Mallards, A Reintroduction
Although common in our state, the Mallard Duck male is anything but common in appearance. He is eye-catching with his bold green head, bright yellow bill and equally bright orange legs. He also has a splash of iridescent blue in the wings (on the speculum). By comparison, the female is plain in coloration. This helps her stay concealed for safety during nesting.
My granddaughter, Isabelle, has helped me see Mallards in a re-energized light. She’s so captivated, she’s drawn and written poetry about them. I am grateful these ducks are so common. This makes it easy for her to observe them in the fresh water ponds near her house.
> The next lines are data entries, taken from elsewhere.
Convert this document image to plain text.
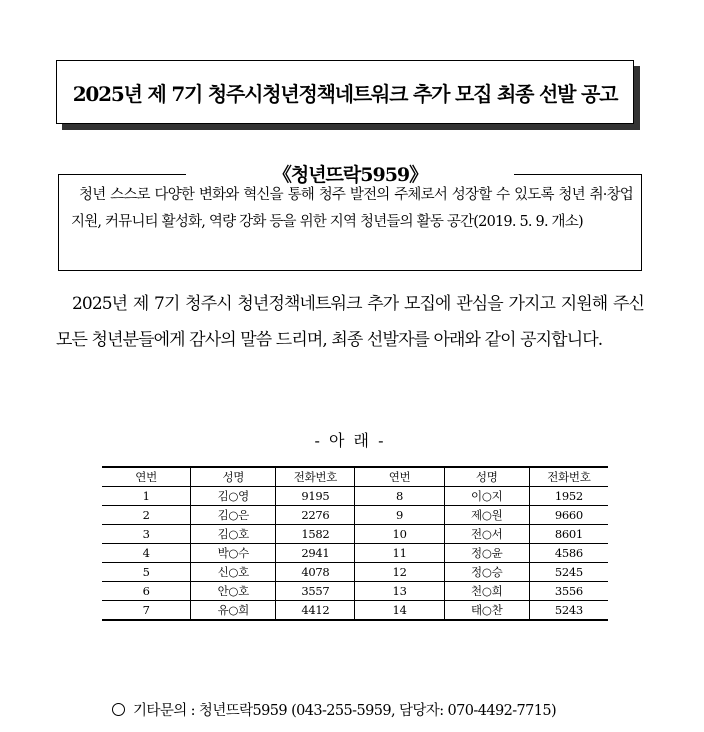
2025년 제 7기 청주시청년정책네트워크 추가 모집 최종 선발 공고
《청년뜨락5959》
청년 스스로 다양한 변화와 혁신을 통해 청주 발전의 주체로서 성장할 수 있도록 청년 취·창업 지원, 커뮤니티 활성화, 역량 강화 등을 위한 지역 청년들의 활동 공간(2019. 5. 9. 개소)
2025년 제 7기 청주시 청년정책네트워크 추가 모집에 관심을 가지고 지원해 주신 모든 청년분들에게 감사의 말씀 드리며, 최종 선발자를 아래와 같이 공지합니다.
- 아 래 -
연번	성명	전화번호	연번	성명	전화번호
1	김○영	9195	8	이○지	1952
2	김○은	2276	9	제○원	9660
3	김○호	1582	10	전○서	8601
4	박○수	2941	11	정○윤	4586
5	신○호	4078	12	정○승	5245
6	안○호	3557	13	천○희	3556
7	유○희	4412	14	태○찬	5243
기타문의 : 청년뜨락5959 (043-255-5959, 담당자: 070-4492-7715)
The Mallard is a dabbling duck, meaning it does not typically dive for food. Instead, Mallards tip end-up and uses their beaks to grab plant food. They will also eat insects, mollusks and crustaceans. Mallards dive for food when needed, although their bodies are not built for this. Their legs are positioned in the middle of their body, which is not ideal for diving. Diving ducks, on the other hand, dive freely with legs near the back of their body.
Fun Facts About Mallards
Migrating Mallards can fly 55 miles per hour!
The “quack” you hear is from the female, as the male gives a quieter, raspy sound.
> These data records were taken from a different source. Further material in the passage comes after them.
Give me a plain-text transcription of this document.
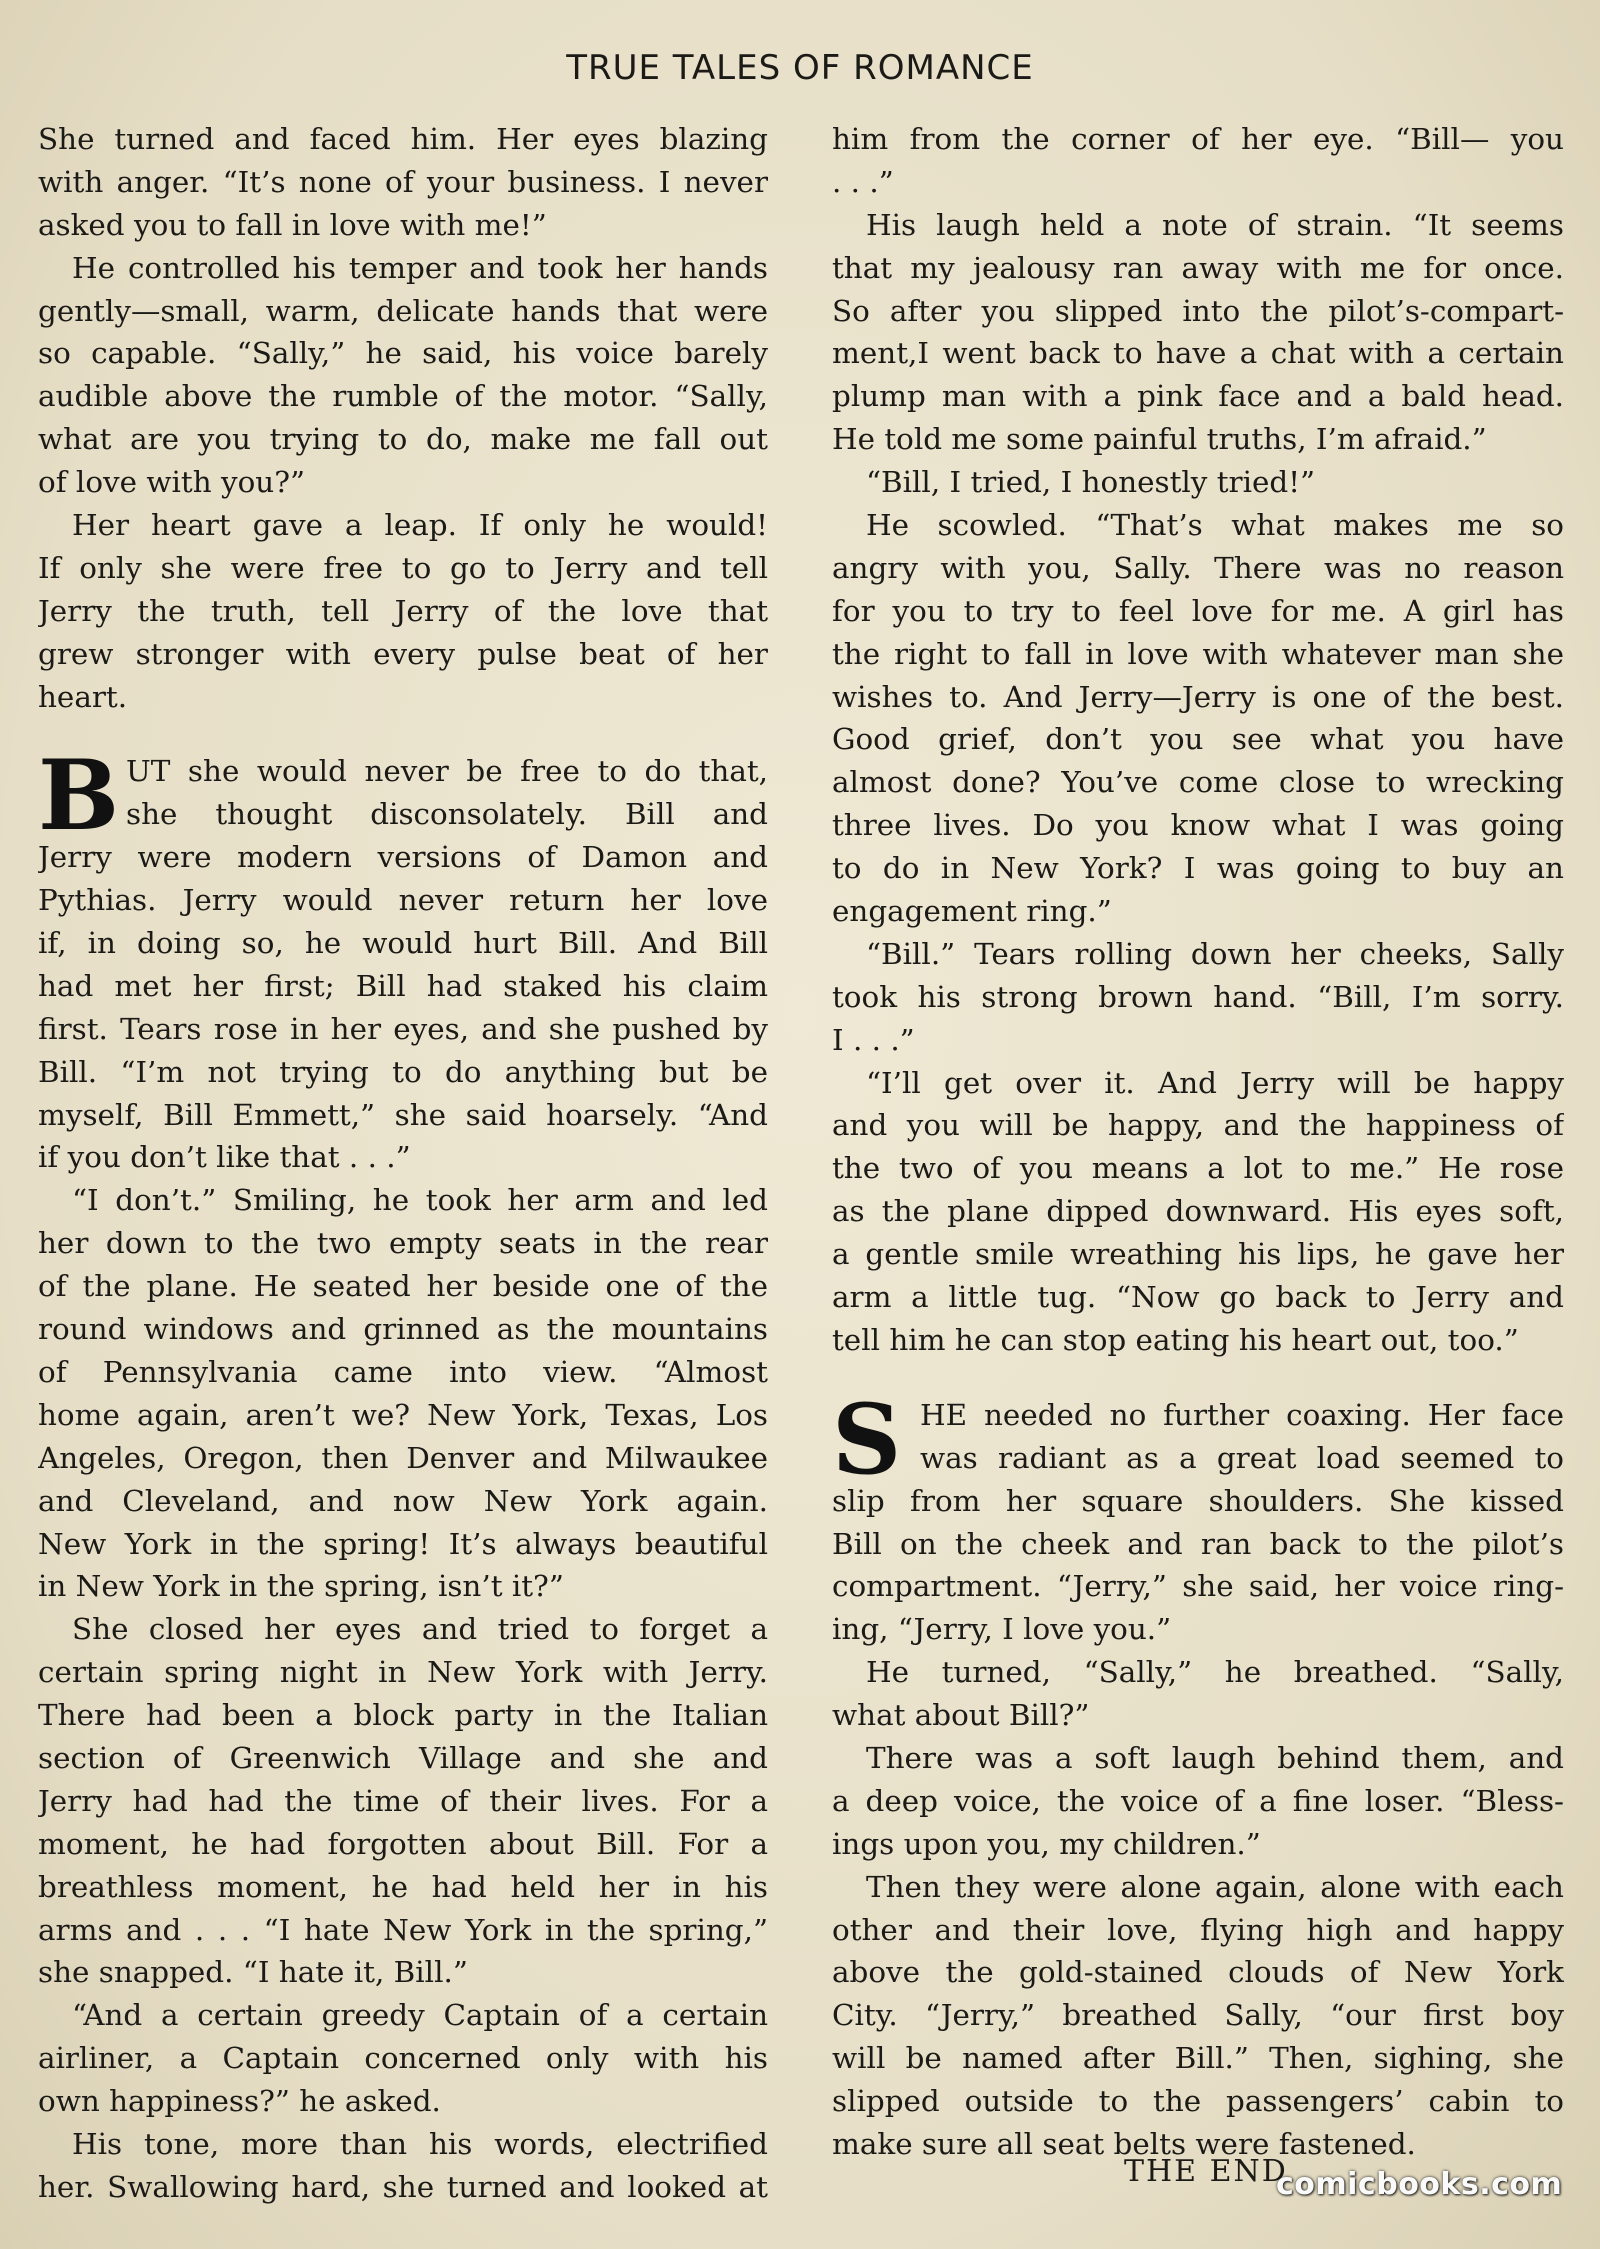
TRUE TALES OF ROMANCE
She turned and faced him. Her eyes blazing
with anger. “It’s none of your business. I never
asked you to fall in love with me!”
He controlled his temper and took her hands
gently—small, warm, delicate hands that were
so capable. “Sally,” he said, his voice barely
audible above the rumble of the motor. “Sally,
what are you trying to do, make me fall out
of love with you?”
Her heart gave a leap. If only he would!
If only she were free to go to Jerry and tell
Jerry the truth, tell Jerry of the love that
grew stronger with every pulse beat of her
heart.
B UT she would never be free to do that,
she thought disconsolately. Bill and
Jerry were modern versions of Damon and
Pythias. Jerry would never return her love
if, in doing so, he would hurt Bill. And Bill
had met her first; Bill had staked his claim
first. Tears rose in her eyes, and she pushed by
Bill. “I’m not trying to do anything but be
myself, Bill Emmett,” she said hoarsely. “And
if you don’t like that . . .”
“I don’t.” Smiling, he took her arm and led
her down to the two empty seats in the rear
of the plane. He seated her beside one of the
round windows and grinned as the mountains
of Pennsylvania came into view. “Almost
home again, aren’t we? New York, Texas, Los
Angeles, Oregon, then Denver and Milwaukee
and Cleveland, and now New York again.
New York in the spring! It’s always beautiful
in New York in the spring, isn’t it?”
She closed her eyes and tried to forget a
certain spring night in New York with Jerry.
There had been a block party in the Italian
section of Greenwich Village and she and
Jerry had had the time of their lives. For a
moment, he had forgotten about Bill. For a
breathless moment, he had held her in his
arms and . . . “I hate New York in the spring,”
she snapped. “I hate it, Bill.”
“And a certain greedy Captain of a certain
airliner, a Captain concerned only with his
own happiness?” he asked.
His tone, more than his words, electrified
her. Swallowing hard, she turned and looked at
him from the corner of her eye. “Bill— you
. . .”
His laugh held a note of strain. “It seems
that my jealousy ran away with me for once.
So after you slipped into the pilot’s-compart-
ment,I went back to have a chat with a certain
plump man with a pink face and a bald head.
He told me some painful truths, I’m afraid.”
“Bill, I tried, I honestly tried!”
He scowled. “That’s what makes me so
angry with you, Sally. There was no reason
for you to try to feel love for me. A girl has
the right to fall in love with whatever man she
wishes to. And Jerry—Jerry is one of the best.
Good grief, don’t you see what you have
almost done? You’ve come close to wrecking
three lives. Do you know what I was going
to do in New York? I was going to buy an
engagement ring.”
“Bill.” Tears rolling down her cheeks, Sally
took his strong brown hand. “Bill, I’m sorry.
I . . .”
“I’ll get over it. And Jerry will be happy
and you will be happy, and the happiness of
the two of you means a lot to me.” He rose
as the plane dipped downward. His eyes soft,
a gentle smile wreathing his lips, he gave her
arm a little tug. “Now go back to Jerry and
tell him he can stop eating his heart out, too.”
S HE needed no further coaxing. Her face
was radiant as a great load seemed to
slip from her square shoulders. She kissed
Bill on the cheek and ran back to the pilot’s
compartment. “Jerry,” she said, her voice ring-
ing, “Jerry, I love you.”
He turned, “Sally,” he breathed. “Sally,
what about Bill?”
There was a soft laugh behind them, and
a deep voice, the voice of a fine loser. “Bless-
ings upon you, my children.”
Then they were alone again, alone with each
other and their love, flying high and happy
above the gold-stained clouds of New York
City. “Jerry,” breathed Sally, “our first boy
will be named after Bill.” Then, sighing, she
slipped outside to the passengers’ cabin to
make sure all seat belts were fastened.
THE END
comicbooks.com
At the end of breeding season, Mallards lose their flight feathers and cannot fly for 3 to 4 weeks. During this time, they gather in groups in sheltered places as their feathers regenerate. Their body feathers molt during this time into a less striking plumage called “eclipse” plumage.
Many hunters target Mallards for sport. It was hunters who discovered the oldest known Mallard. The bird had been banded in Louisiana in 1981 and was shot in Arkansas in 2008, making it at least 27 years old.
A Place in the Ecosystem
Mallards play an important role in creating habitat. In a recent article published by Audubon, a scientist revealed his discovery of their eating habits after tracking their movements. As the article states, Mallards use the landscape as one big buffet. They will eat plants in one place and as they travel throughout the day, they excrete these seeds into areas sometimes as far away as five miles. This creates habitat, maintaining existing patches of healthy plant communities and creating new habitats. Read the full article here https://www.audubon.org/news/mallards-are-everywhere-and-thats-great-wetlands
Enjoy these ducks as much as Isabelle does, as they return to Michigan from their wintering grounds in the months to come.